3. Queridos hermanos y hermanas, María es modelo sublime de este nuevo impulso misionero. Precisamente mañana, en la conclusión del mes mariano, la liturgia nos invitará a contemplar el misterio de su visita a Isabel. El relato evangélico de la visitación puede considerarse el paradigma de todo auténtico estilo misionero. En efecto, la Virgen Santa se nos presenta como mujer en camino, peregrina por los senderos del amor, pobre de todo, pero rica de Cristo. Cuando la Iglesia se acerca al hombre con la humildad el amor concreto y la fe de la Virgen, entonces no tiene necesidad de muchas palabras para ser convincente.
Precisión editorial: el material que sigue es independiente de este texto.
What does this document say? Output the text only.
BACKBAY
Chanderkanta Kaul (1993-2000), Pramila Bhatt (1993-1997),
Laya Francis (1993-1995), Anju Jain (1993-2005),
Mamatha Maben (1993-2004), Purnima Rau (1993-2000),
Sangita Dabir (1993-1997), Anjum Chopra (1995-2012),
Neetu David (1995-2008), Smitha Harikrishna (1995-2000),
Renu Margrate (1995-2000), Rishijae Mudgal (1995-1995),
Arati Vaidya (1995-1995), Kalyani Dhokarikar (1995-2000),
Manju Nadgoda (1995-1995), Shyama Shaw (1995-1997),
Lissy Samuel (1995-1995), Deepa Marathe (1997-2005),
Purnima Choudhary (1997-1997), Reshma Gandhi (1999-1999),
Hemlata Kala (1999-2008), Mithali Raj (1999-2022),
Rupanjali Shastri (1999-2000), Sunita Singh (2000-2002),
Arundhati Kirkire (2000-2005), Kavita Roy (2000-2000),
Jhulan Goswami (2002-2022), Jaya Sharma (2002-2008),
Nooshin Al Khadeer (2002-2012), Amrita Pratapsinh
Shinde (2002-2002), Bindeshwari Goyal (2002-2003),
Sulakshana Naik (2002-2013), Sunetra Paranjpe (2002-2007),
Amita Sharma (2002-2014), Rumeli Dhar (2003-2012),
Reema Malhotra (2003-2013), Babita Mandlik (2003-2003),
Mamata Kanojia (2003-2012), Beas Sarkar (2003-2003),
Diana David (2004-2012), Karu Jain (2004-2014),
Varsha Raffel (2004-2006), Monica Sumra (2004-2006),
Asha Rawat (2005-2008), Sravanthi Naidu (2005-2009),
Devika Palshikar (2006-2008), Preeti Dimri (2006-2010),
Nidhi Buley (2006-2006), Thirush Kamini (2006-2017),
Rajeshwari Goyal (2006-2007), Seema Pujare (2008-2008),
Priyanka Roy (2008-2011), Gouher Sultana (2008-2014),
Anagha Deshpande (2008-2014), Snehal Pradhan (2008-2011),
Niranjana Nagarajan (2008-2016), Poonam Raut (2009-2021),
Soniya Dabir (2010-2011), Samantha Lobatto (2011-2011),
El Espíritu habla en ella.

A María, amparo y guía de todo itinerario espiritual y apostólico, dirijamos ahora nuestra oración confiada.

4. El jueves próximo, día 3 de junio, se celebra el trigésimo aniversario de la muerte del Papa Juan XXIII. El atardecer de aquel día, en la plaza de San Pedro, cien mil fieles asistían a la santa misa celebrada por el Papa agonizante. Después del Ite, missa est resonó la voz de Radio Vaticano: «Con sentimientos de profunda conmoción damos el anuncio siguiente: Juan XXIII acaba de fallecer. El Papa de la bondad ha expirado religiosa y serenamente después de haber recibido los sacramentos de la santa Iglesia romana a las 19.49».

Es una fecha que ha quedado grabada en el alma de todos nosotros: aquella muerte serena con la luz de la fe venía a sellar una vida gastada al servicio de Dios y de la Iglesia.

Hoy queremos recordar con especial afecto al Papa Juan, porque supo unir de modo particular la bondad y la sensibilidad humana con la firmeza en la doctrina revelada por Cristo y enseñada por la Iglesia. Supo también aunar la devoción más profunda y serena y el valor pastoral intrépido, que lo llevó a convocar el concilio Vaticano II.

Que el emotivo recuerdo de su querida y paternal persona se una a la oración, a fin de que su solicitud apostólica siga estando presente y operante en la Iglesia.